2.3 Bij e-mail van 5 mei 2020 (bijlage 16 bij de klacht) heeft de gemachtigde van klager verweerder meegedeeld dat klager zich tot hem heeft gewend, omdat klager er tevergeefs van uitging dat verweerder een deel van de door klager aan verweerder gedane betalingen zou restitueren. In datzelfde e-mailbericht heeft de gemachtigde van klager verweerder verzocht om hem informatie te verschaffen over de door verweerder voor klager behandelde zaken. In een e-mailbericht van 13 mei 2020 (bijlage 18 bij de klacht) antwoordde verweerder daarop dat hij gehouden is aan zijn geheimhoudingsplicht, temeer nu de gemachtigde van klager geen geheimhouder is.

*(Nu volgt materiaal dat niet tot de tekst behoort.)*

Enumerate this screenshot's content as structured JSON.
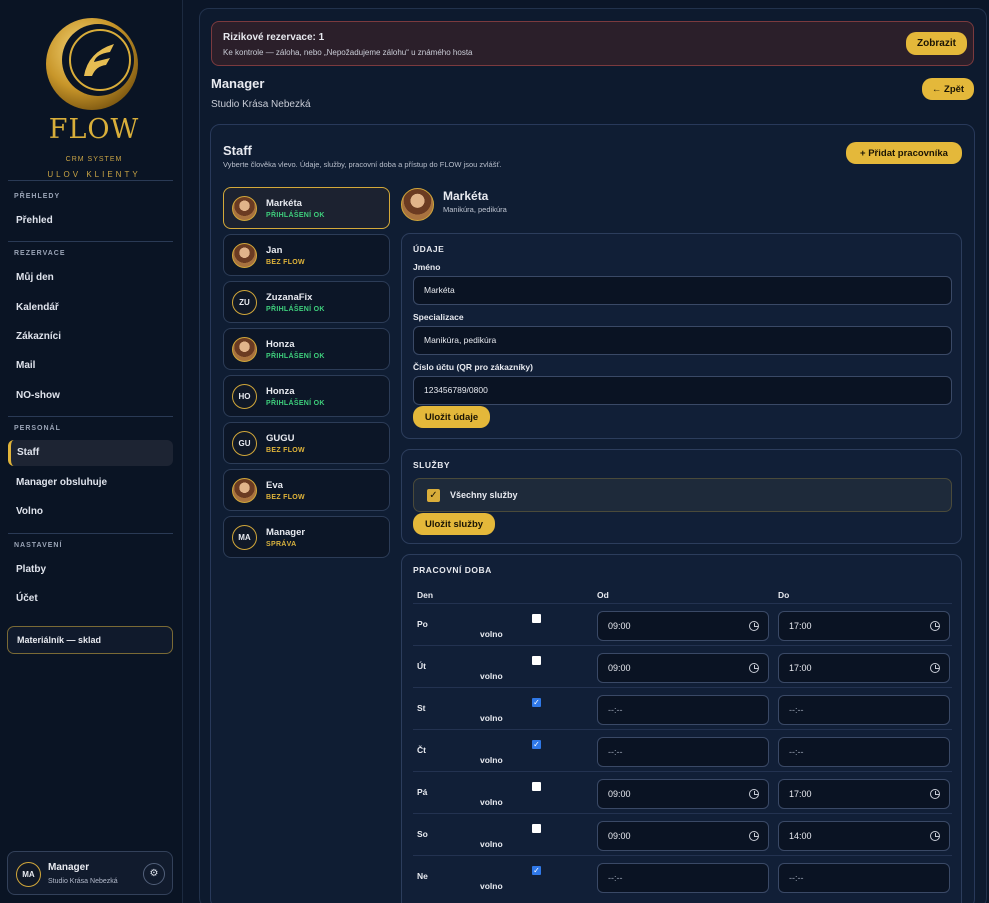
{
  "brand": {
    "name": "FLOW",
    "subtitle": "CRM SYSTEM",
    "tagline": "ULOV KLIENTY"
  },
  "sidebar": {
    "sections": [
      {
        "title": "PŘEHLEDY",
        "items": [
          "Přehled"
        ]
      },
      {
        "title": "REZERVACE",
        "items": [
          "Můj den",
          "Kalendář",
          "Zákazníci",
          "Mail",
          "NO-show"
        ]
      },
      {
        "title": "PERSONÁL",
        "items": [
          "Staff",
          "Manager obsluhuje",
          "Volno"
        ]
      },
      {
        "title": "NASTAVENÍ",
        "items": [
          "Platby",
          "Účet"
        ]
      }
    ],
    "active": "Staff",
    "material_button": "Materiálník — sklad",
    "user": {
      "initials": "MA",
      "name": "Manager",
      "studio": "Studio Krása Nebezká",
      "gear": "⚙"
    }
  },
  "alert": {
    "title": "Rizikové rezervace: 1",
    "text": "Ke kontrole — záloha, nebo „Nepožadujeme zálohu“ u známého hosta",
    "button": "Zobrazit"
  },
  "header": {
    "title": "Manager",
    "studio": "Studio Krása Nebezká",
    "back_button": "← Zpět"
  },
  "staff": {
    "title": "Staff",
    "description": "Vyberte člověka vlevo. Údaje, služby, pracovní doba a přístup do FLOW jsou zvlášť.",
    "add_button": "+ Přidat pracovníka",
    "list": [
      {
        "name": "Markéta",
        "status": "PŘIHLÁŠENÍ OK",
        "status_type": "ok",
        "avatar": "photo",
        "selected": true
      },
      {
        "name": "Jan",
        "status": "BEZ FLOW",
        "status_type": "warn",
        "avatar": "photo"
      },
      {
        "name": "ZuzanaFix",
        "status": "PŘIHLÁŠENÍ OK",
        "status_type": "ok",
        "initials": "ZU"
      },
      {
        "name": "Honza",
        "status": "PŘIHLÁŠENÍ OK",
        "status_type": "ok",
        "avatar": "photo"
      },
      {
        "name": "Honza",
        "status": "PŘIHLÁŠENÍ OK",
        "status_type": "ok",
        "initials": "HO"
      },
      {
        "name": "GUGU",
        "status": "BEZ FLOW",
        "status_type": "warn",
        "initials": "GU"
      },
      {
        "name": "Eva",
        "status": "BEZ FLOW",
        "status_type": "warn",
        "avatar": "photo"
      },
      {
        "name": "Manager",
        "status": "SPRÁVA",
        "status_type": "adm",
        "initials": "MA"
      }
    ]
  },
  "detail": {
    "name": "Markéta",
    "spec": "Manikúra, pedikúra",
    "udaje": {
      "heading": "ÚDAJE",
      "name_label": "Jméno",
      "name_value": "Markéta",
      "spec_label": "Specializace",
      "spec_value": "Manikúra, pedikúra",
      "account_label": "Číslo účtu (QR pro zákazníky)",
      "account_value": "123456789/0800",
      "save": "Uložit údaje"
    },
    "sluzby": {
      "heading": "SLUŽBY",
      "all": "Všechny služby",
      "checked": true,
      "save": "Uložit služby"
    },
    "hours": {
      "heading": "PRACOVNÍ DOBA",
      "col_day": "Den",
      "col_from": "Od",
      "col_to": "Do",
      "free_label": "volno",
      "empty_time": "--:--",
      "rows": [
        {
          "day": "Po",
          "free": false,
          "from": "09:00",
          "to": "17:00"
        },
        {
          "day": "Út",
          "free": false,
          "from": "09:00",
          "to": "17:00"
        },
        {
          "day": "St",
          "free": true,
          "from": "",
          "to": ""
        },
        {
          "day": "Čt",
          "free": true,
          "from": "",
          "to": ""
        },
        {
          "day": "Pá",
          "free": false,
          "from": "09:00",
          "to": "17:00"
        },
        {
          "day": "So",
          "free": false,
          "from": "09:00",
          "to": "14:00"
        },
        {
          "day": "Ne",
          "free": true,
          "from": "",
          "to": ""
        }
      ]
    }
  }
}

2.4 Op 11 november 2019 heeft verweerder klager een e-mailbericht gestuurd (bijlage 5 bij de klacht) met onder meer de volgende inhoud: “(…) Bijgaand treft u factuur 100585 met betrekking tot de verrichte werkzaamheden aan. Het reeds betaalde voorschot is er door mij vanaf getrokken. Ook ontvangt u nog een creditnota van het griffierecht nu besloten is om het hoger beroep in de pensioenzaak niet door te zetten. U kunt het bedrag van deze creditnota in mindering brengen op deze nota. Mocht u vragen hebben dan hoor ik dat van u. (…)”

2.5 Verweerder heeft klager op 18 oktober 2019 een voorschotfactuur gestuurd inzake D/Bo (bijlage 2 bij de klacht). Ook heeft verweerder klager op 27 januari 2020 een urenspecificatie gestuurd met daarop zijn werkzaamheden inzake D/B.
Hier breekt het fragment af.